All freshmen and first-year transfer students participated in Nettie Fowler McCormick Service Day as part of the Tusculum Experience course. Many other students, faculty, staff and alumni also volunteered. Nettie Fowler McCormick Service Day is one of the longest-held traditions on the Tusculum campus and involves students spending time in service to others.

“Community engagement is a key element of the Tusculum College experience,” said Ronda Gentry, director of the Center for Civic Advancement and coordinator of the event. “Nettie Day serves as an introduction to our new students and a reminder to our entire community of the importance and value of community involvement.”

Students hosted a “fun field day” for local elementary school students in the morning. The day was complete with water balloons, limbo games, jump ropes and hula hoops. In the afternoon volunteers worked to spruce up the campus, mending fences at the Doak House Museum, painting in the residence halls and house, landscaping across campus and de-molding books at the President Andrew Johnson Library and Museum.

Tusculum College students and Greene County elementary school students pass a hula hoop to each other during one of the Field Day activities on campus Tuesday morning.

This year, Nettie Day was held as part of the Orange Rush activities on campus, which included a variety of activities to engage new students and encourage them to get involved on campus and in the community. Service activities were conducted at all the Tusculum sites and campus, including Greeneville, Knoxville, Morristown and Kingsport. Nearly 600 volunteers participated.
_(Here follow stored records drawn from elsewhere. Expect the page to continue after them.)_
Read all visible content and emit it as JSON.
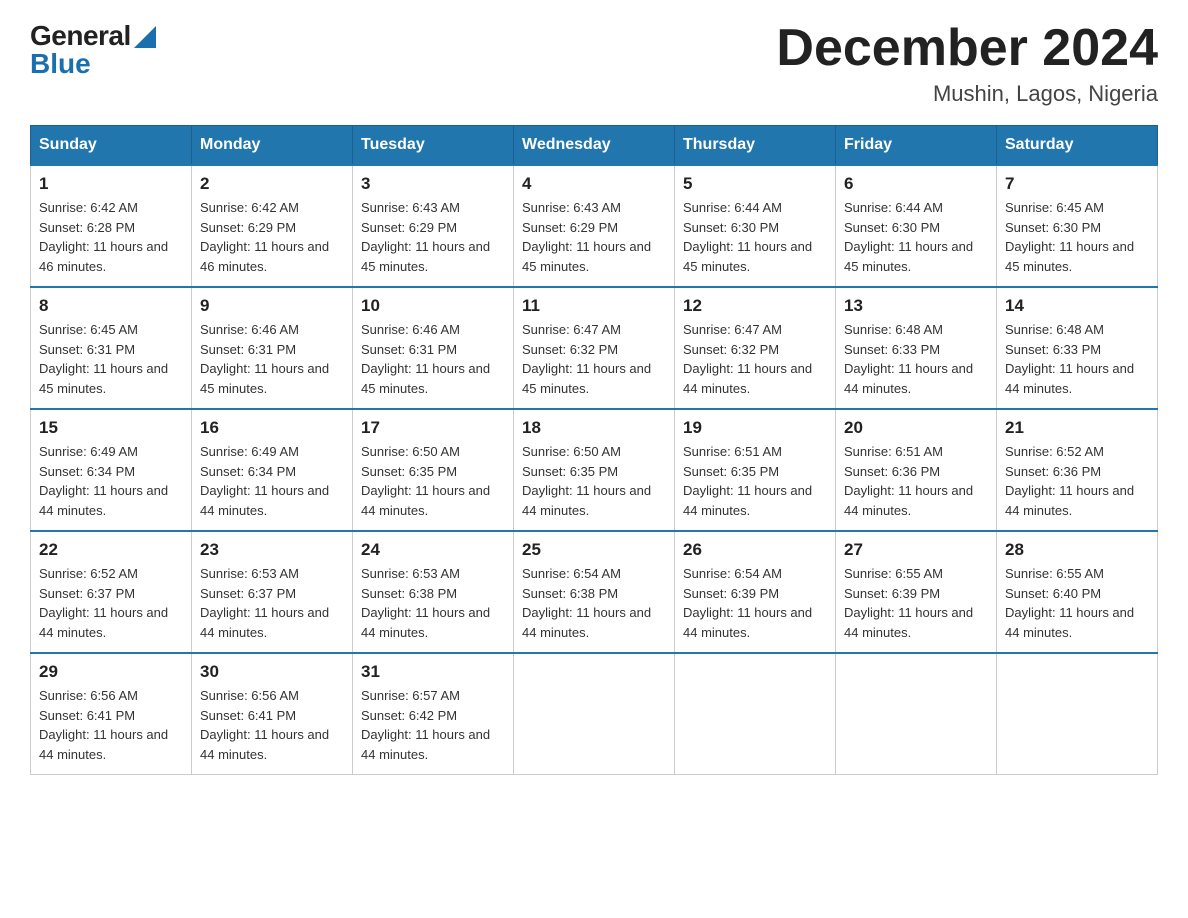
{
  "logo": {
    "general": "General",
    "blue": "Blue",
    "triangle_color": "#1a6faf"
  },
  "title": "December 2024",
  "subtitle": "Mushin, Lagos, Nigeria",
  "header_color": "#2176ae",
  "days": [
    "Sunday",
    "Monday",
    "Tuesday",
    "Wednesday",
    "Thursday",
    "Friday",
    "Saturday"
  ],
  "weeks": [
    [
      {
        "day": 1,
        "sunrise": "6:42 AM",
        "sunset": "6:28 PM",
        "daylight": "11 hours and 46 minutes."
      },
      {
        "day": 2,
        "sunrise": "6:42 AM",
        "sunset": "6:29 PM",
        "daylight": "11 hours and 46 minutes."
      },
      {
        "day": 3,
        "sunrise": "6:43 AM",
        "sunset": "6:29 PM",
        "daylight": "11 hours and 45 minutes."
      },
      {
        "day": 4,
        "sunrise": "6:43 AM",
        "sunset": "6:29 PM",
        "daylight": "11 hours and 45 minutes."
      },
      {
        "day": 5,
        "sunrise": "6:44 AM",
        "sunset": "6:30 PM",
        "daylight": "11 hours and 45 minutes."
      },
      {
        "day": 6,
        "sunrise": "6:44 AM",
        "sunset": "6:30 PM",
        "daylight": "11 hours and 45 minutes."
      },
      {
        "day": 7,
        "sunrise": "6:45 AM",
        "sunset": "6:30 PM",
        "daylight": "11 hours and 45 minutes."
      }
    ],
    [
      {
        "day": 8,
        "sunrise": "6:45 AM",
        "sunset": "6:31 PM",
        "daylight": "11 hours and 45 minutes."
      },
      {
        "day": 9,
        "sunrise": "6:46 AM",
        "sunset": "6:31 PM",
        "daylight": "11 hours and 45 minutes."
      },
      {
        "day": 10,
        "sunrise": "6:46 AM",
        "sunset": "6:31 PM",
        "daylight": "11 hours and 45 minutes."
      },
      {
        "day": 11,
        "sunrise": "6:47 AM",
        "sunset": "6:32 PM",
        "daylight": "11 hours and 45 minutes."
      },
      {
        "day": 12,
        "sunrise": "6:47 AM",
        "sunset": "6:32 PM",
        "daylight": "11 hours and 44 minutes."
      },
      {
        "day": 13,
        "sunrise": "6:48 AM",
        "sunset": "6:33 PM",
        "daylight": "11 hours and 44 minutes."
      },
      {
        "day": 14,
        "sunrise": "6:48 AM",
        "sunset": "6:33 PM",
        "daylight": "11 hours and 44 minutes."
      }
    ],
    [
      {
        "day": 15,
        "sunrise": "6:49 AM",
        "sunset": "6:34 PM",
        "daylight": "11 hours and 44 minutes."
      },
      {
        "day": 16,
        "sunrise": "6:49 AM",
        "sunset": "6:34 PM",
        "daylight": "11 hours and 44 minutes."
      },
      {
        "day": 17,
        "sunrise": "6:50 AM",
        "sunset": "6:35 PM",
        "daylight": "11 hours and 44 minutes."
      },
      {
        "day": 18,
        "sunrise": "6:50 AM",
        "sunset": "6:35 PM",
        "daylight": "11 hours and 44 minutes."
      },
      {
        "day": 19,
        "sunrise": "6:51 AM",
        "sunset": "6:35 PM",
        "daylight": "11 hours and 44 minutes."
      },
      {
        "day": 20,
        "sunrise": "6:51 AM",
        "sunset": "6:36 PM",
        "daylight": "11 hours and 44 minutes."
      },
      {
        "day": 21,
        "sunrise": "6:52 AM",
        "sunset": "6:36 PM",
        "daylight": "11 hours and 44 minutes."
      }
    ],
    [
      {
        "day": 22,
        "sunrise": "6:52 AM",
        "sunset": "6:37 PM",
        "daylight": "11 hours and 44 minutes."
      },
      {
        "day": 23,
        "sunrise": "6:53 AM",
        "sunset": "6:37 PM",
        "daylight": "11 hours and 44 minutes."
      },
      {
        "day": 24,
        "sunrise": "6:53 AM",
        "sunset": "6:38 PM",
        "daylight": "11 hours and 44 minutes."
      },
      {
        "day": 25,
        "sunrise": "6:54 AM",
        "sunset": "6:38 PM",
        "daylight": "11 hours and 44 minutes."
      },
      {
        "day": 26,
        "sunrise": "6:54 AM",
        "sunset": "6:39 PM",
        "daylight": "11 hours and 44 minutes."
      },
      {
        "day": 27,
        "sunrise": "6:55 AM",
        "sunset": "6:39 PM",
        "daylight": "11 hours and 44 minutes."
      },
      {
        "day": 28,
        "sunrise": "6:55 AM",
        "sunset": "6:40 PM",
        "daylight": "11 hours and 44 minutes."
      }
    ],
    [
      {
        "day": 29,
        "sunrise": "6:56 AM",
        "sunset": "6:41 PM",
        "daylight": "11 hours and 44 minutes."
      },
      {
        "day": 30,
        "sunrise": "6:56 AM",
        "sunset": "6:41 PM",
        "daylight": "11 hours and 44 minutes."
      },
      {
        "day": 31,
        "sunrise": "6:57 AM",
        "sunset": "6:42 PM",
        "daylight": "11 hours and 44 minutes."
      },
      null,
      null,
      null,
      null
    ]
  ]
}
“Reflective decision-making, concern for others, and action to make the world a better place are and have for 222 years been ingrained in the key values of this institution,” said Dr. Nancy B. Moody, president of Tusculum College. “It is a hallmark of the Tusculum College student and the Tusculum College alumni.”

Nettie Fowler McCormick Service Day, which is conducted under the auspices of the Center for Civic Advancement, honors the memory and altruistic way of life of Nettie Fowler McCormick, widow of reaper inventor Cyrus McCormick, who was a 19th century supporter and advocate of Tusculum College. The McCormicks, staunch Presbyterians from Chicago, learned of Tusculum College through Tusculum graduates who attended their McCormick Theological Seminary in Chicago and became some of the most significant donors in the college’s history.

Tusculum College students work to repair the fence at the Doak House Museum as part of Nettie Day on campus.

Nettie McCormick is recognized as the college’s first Benefactor, a term that in Tusculum usage denotes a donor whose cumulative gifts total at least $1 million. Nettie McCormick funded construction of several of Tusculum’s historic structures, including Haynes Hall, Rankin Hall, Welty-Craig Hall, Virginia Hall and McCormick Hall, which is named after the McCormick family.

McCormick Day, now often informally called Nettie Day at the college, began as a day of cleaning the campus in reflection of Nettie McCormick’s insistence on clean living environments. The day has evolved to take on a more generalized community service emphasis.